Dotty did it first
Two days after she died, Dorothy Wyatt was elected to St. John’s city council, an existential triumph that must have made politicians everywhere drool with envy, that of having a say, and of being heard, from even the grave.
So when I suggest that Wyatt, a two-term mayor and longtime councillor, is applauding with exuberance and satisfaction from the hereafter the election of five women to city council, it is not inconceivable that numerous townies — even those devoid of clairvoyant talents — may have actually heard Wyatt’s enthusiastic endorsement of the decision by voters to take a sledgehammer to that male wall in place at 10 New Gower St. during the last four years.
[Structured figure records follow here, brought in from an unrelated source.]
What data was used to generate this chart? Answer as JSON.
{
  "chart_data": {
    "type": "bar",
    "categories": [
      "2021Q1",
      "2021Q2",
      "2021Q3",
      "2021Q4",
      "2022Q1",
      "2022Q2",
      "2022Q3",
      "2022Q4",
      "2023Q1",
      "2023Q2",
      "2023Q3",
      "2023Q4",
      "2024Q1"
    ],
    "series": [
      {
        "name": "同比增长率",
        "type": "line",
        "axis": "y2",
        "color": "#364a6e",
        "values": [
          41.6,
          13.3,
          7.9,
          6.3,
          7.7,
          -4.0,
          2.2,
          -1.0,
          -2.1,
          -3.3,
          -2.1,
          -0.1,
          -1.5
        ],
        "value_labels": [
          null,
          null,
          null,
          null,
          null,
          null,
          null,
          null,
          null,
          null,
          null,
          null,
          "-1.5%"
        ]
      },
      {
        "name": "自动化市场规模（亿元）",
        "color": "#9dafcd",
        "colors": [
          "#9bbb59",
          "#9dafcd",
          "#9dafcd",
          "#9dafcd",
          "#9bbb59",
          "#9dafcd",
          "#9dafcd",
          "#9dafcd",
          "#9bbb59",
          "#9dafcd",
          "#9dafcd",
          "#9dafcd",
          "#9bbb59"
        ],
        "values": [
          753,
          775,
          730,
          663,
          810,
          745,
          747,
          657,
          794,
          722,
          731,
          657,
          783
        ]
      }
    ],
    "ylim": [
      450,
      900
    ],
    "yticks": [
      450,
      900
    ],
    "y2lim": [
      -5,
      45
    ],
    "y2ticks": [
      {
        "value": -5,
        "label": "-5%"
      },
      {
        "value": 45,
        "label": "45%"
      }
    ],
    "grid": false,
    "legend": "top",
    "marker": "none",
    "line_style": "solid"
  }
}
After all, the ongoing campaign slogan for the flamboyantly extroverted Dotty, as loyal followers called her, was a commitment to always keep her tongue wagging: “Vote for Wyatt, She Won’t be Quiet!”
From inside the Pearly Gates — if, in fact, Wyatt believed in such perpetual existence — she was probably doing a victory jig on election night.
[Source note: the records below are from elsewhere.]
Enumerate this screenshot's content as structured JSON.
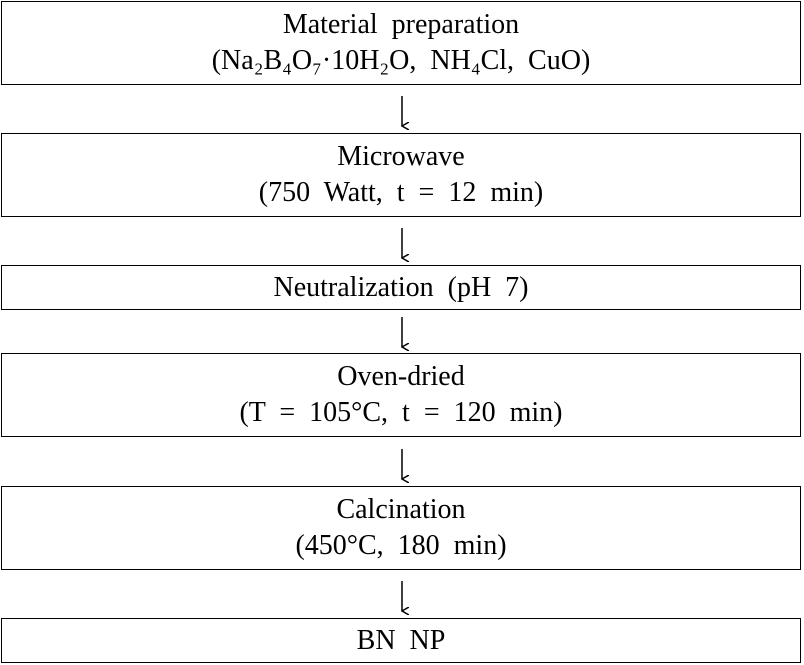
{
  "nodes": [
    {
      "lines": [
        "Material  preparation",
        "(Na₂B₄O₇·10H₂O,  NH₄Cl,  CuO)"
      ]
    },
    {
      "lines": [
        "Microwave",
        "(750  Watt,  t  =  12  min)"
      ]
    },
    {
      "lines": [
        "Neutralization  (pH  7)"
      ]
    },
    {
      "lines": [
        "Oven-dried",
        "(T  =  105°C,  t  =  120  min)"
      ]
    },
    {
      "lines": [
        "Calcination",
        "(450°C,  180  min)"
      ]
    },
    {
      "lines": [
        "BN  NP"
      ]
    }
  ]
}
(Just for the record, a byelection was held in 2001 to fill the seat won by the then recently deceased Mrs. Wyatt).
Hopefully, the five women elected in St. John’s will recognize that their recent achievement, as deserving of praise as it was — the optics alone of an allmale council had been an embarrassing spectacle, as it would be for any major Canadian city in this supposedly enlightened day and age — actually pales in comparison to what Wyatt did in 1969.
Back then, Wyatt busted through a glass ceiling that had been solidly in place since the late 1880s. She was the first woman to be elected to St. John’s city council, a breakthrough in what had been a striking example of male dominance and piggery.
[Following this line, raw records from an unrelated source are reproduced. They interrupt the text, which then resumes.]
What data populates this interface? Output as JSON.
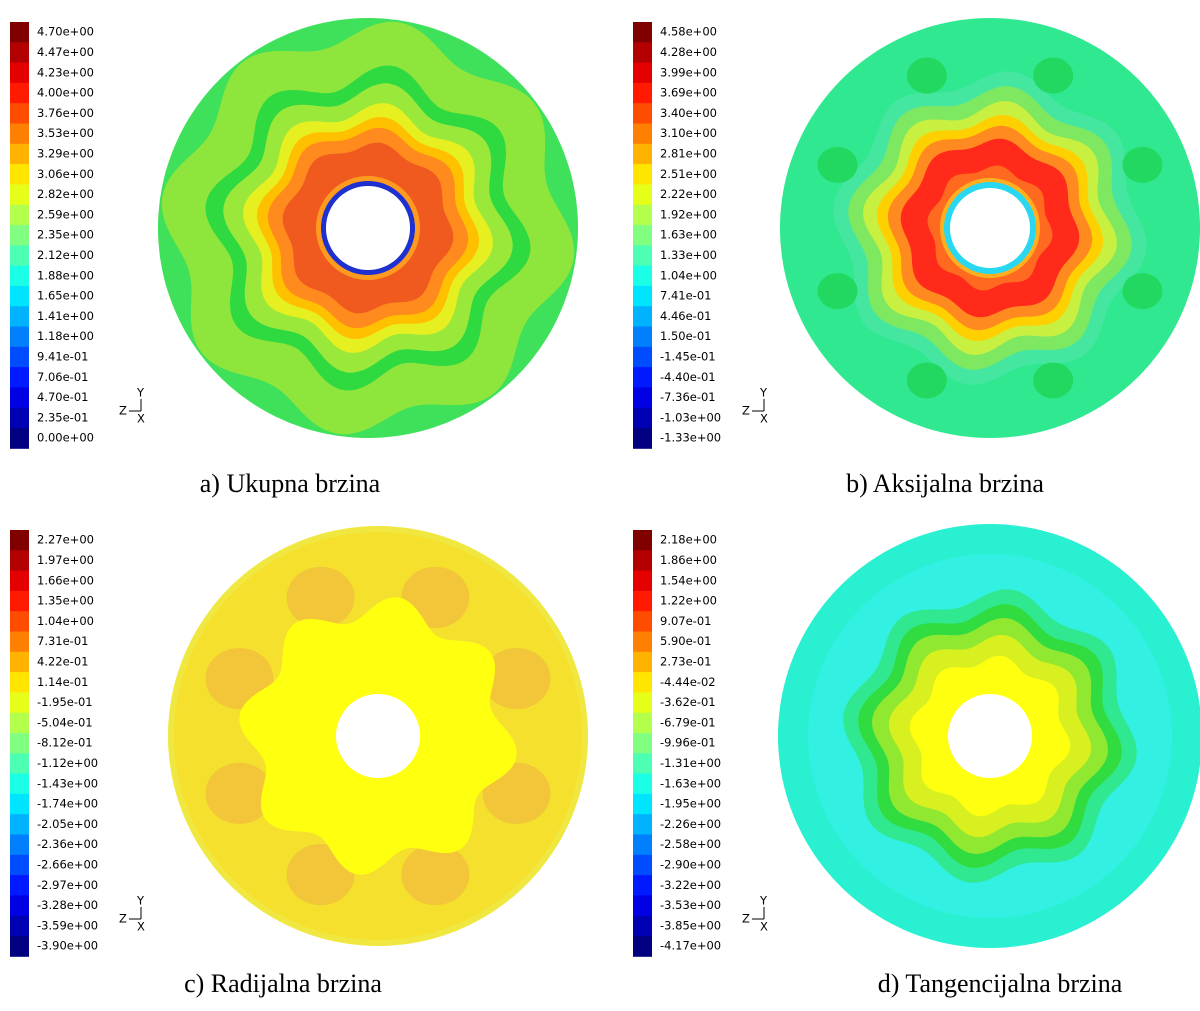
{
  "triad": {
    "y": "Y",
    "z": "Z",
    "x": "X"
  },
  "panels": [
    {
      "caption": "a) Ukupna brzina",
      "colorbar_labels": [
        "4.70e+00",
        "4.47e+00",
        "4.23e+00",
        "4.00e+00",
        "3.76e+00",
        "3.53e+00",
        "3.29e+00",
        "3.06e+00",
        "2.82e+00",
        "2.59e+00",
        "2.35e+00",
        "2.12e+00",
        "1.88e+00",
        "1.65e+00",
        "1.41e+00",
        "1.18e+00",
        "9.41e-01",
        "7.06e-01",
        "4.70e-01",
        "2.35e-01",
        "0.00e+00"
      ]
    },
    {
      "caption": "b) Aksijalna brzina",
      "colorbar_labels": [
        "4.58e+00",
        "4.28e+00",
        "3.99e+00",
        "3.69e+00",
        "3.40e+00",
        "3.10e+00",
        "2.81e+00",
        "2.51e+00",
        "2.22e+00",
        "1.92e+00",
        "1.63e+00",
        "1.33e+00",
        "1.04e+00",
        "7.41e-01",
        "4.46e-01",
        "1.50e-01",
        "-1.45e-01",
        "-4.40e-01",
        "-7.36e-01",
        "-1.03e+00",
        "-1.33e+00"
      ]
    },
    {
      "caption": "c) Radijalna brzina",
      "colorbar_labels": [
        "2.27e+00",
        "1.97e+00",
        "1.66e+00",
        "1.35e+00",
        "1.04e+00",
        "7.31e-01",
        "4.22e-01",
        "1.14e-01",
        "-1.95e-01",
        "-5.04e-01",
        "-8.12e-01",
        "-1.12e+00",
        "-1.43e+00",
        "-1.74e+00",
        "-2.05e+00",
        "-2.36e+00",
        "-2.66e+00",
        "-2.97e+00",
        "-3.28e+00",
        "-3.59e+00",
        "-3.90e+00"
      ]
    },
    {
      "caption": "d) Tangencijalna brzina",
      "colorbar_labels": [
        "2.18e+00",
        "1.86e+00",
        "1.54e+00",
        "1.22e+00",
        "9.07e-01",
        "5.90e-01",
        "2.73e-01",
        "-4.44e-02",
        "-3.62e-01",
        "-6.79e-01",
        "-9.96e-01",
        "-1.31e+00",
        "-1.63e+00",
        "-1.95e+00",
        "-2.26e+00",
        "-2.58e+00",
        "-2.90e+00",
        "-3.22e+00",
        "-3.53e+00",
        "-3.85e+00",
        "-4.17e+00"
      ]
    }
  ]
}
(Having just finished Hillary Clinton’s engaging explanation, or attempted explanation, of why she lost to a “moron,” as one member of the Donald Trump cabinet reportedly described him, I have that expression, glass ceiling — meaning, as far as I can gather, an invisible but impregnable barrier of discrimination — on the brain; Clinton had thought, as did most of the free world, she was going to crack that particular glass ceiling, the U.S. presidency, to pieces. The book, as you probably know, is called “What Happened”).
When I was first sent by The Evening Telegram as a cub reporter to take in the activities at the New Gower Street chambers, it was obvious, even to a neophyte observer like me, not yet in tune or well versed in societal issues
— women’s rights, for example — that Dorothy Wyatt should be given the highest of political marks for not just holding her own, but in fact, taking her place as a force to be reckoned with amongst an old boys’ club that, I’m sure, was anything but receptive to having who they undoubtedly viewed as a “girl” at the table.
Wyatt was surrounded by the St. John’s male establishment — Brian Higgins, Jim Fagan, Geoff Carnell and company — and she was obviously an intrusion, as far as they were concerned, and not a very shy intrusion at that.
Clarence Engelbrecht was another of the b’ys, the only politician in Newfoundland history, I’m quite sure, who actually went by his “stage name.” In Clarence’s case, his public handle was Bob Lewis, a reader on what was then called CJON News, making him a local “star,” the big fish in a small pond. I can remember Bob, or Clarence, arriving late for an important council debate, and being mocked mercilessly by his fellow councillors because his excuse for tardiness was a commitment to appear with local celebrity Sally West in an advertising segment on the Geoff Stirling TV station.
Oldsters will recall the jingle Bob — or Clarence — a South Dakota native who came to the province while in the U.S. military, may have been forced to sing: “Cream of the West Flour, always the best flour, always the best for your baking!”
I don’t think Bob, or Clarence, would have survived Andy Wells.
But I digress, to a fair degree. Back to Dotty Wyatt: her election as the first woman councillor was barely the start of her unprecedented success in the male-dominated world of city politics. In 1972, Wyatt was elected as mayor, defeating Bill Adams, the incumbent and establishment mayor, a highprofile lawyer and former Liberal MHA, in what had to have been one of the biggest upsets in the province’s political history.
Wyatt was elected to a second term as mayor, but was finally defeated by John (Rags) Murphy, perhaps, at least in part, because the novelty of her colourful and oddball personality had started to grow a bit tiresome.
Nevertheless, the love affair between St. John’s and Dorothy Wyatt was not over, not by a long shot, as local voters continued to applaud her achievements as mayor — the 1977 Canada Summer Games, for example — and the fact that she had had the guts to go where no woman before her had gone, and she was elected after her mayoralty defeat as a councillor on a couple of more occasions, including that success from the afterlife.
The group of five — Deanne Stapleton, Maggie Burton, Hope Jamieson, Debbie Hanlon, and Sheilagh O’leary — should not forget her legacy.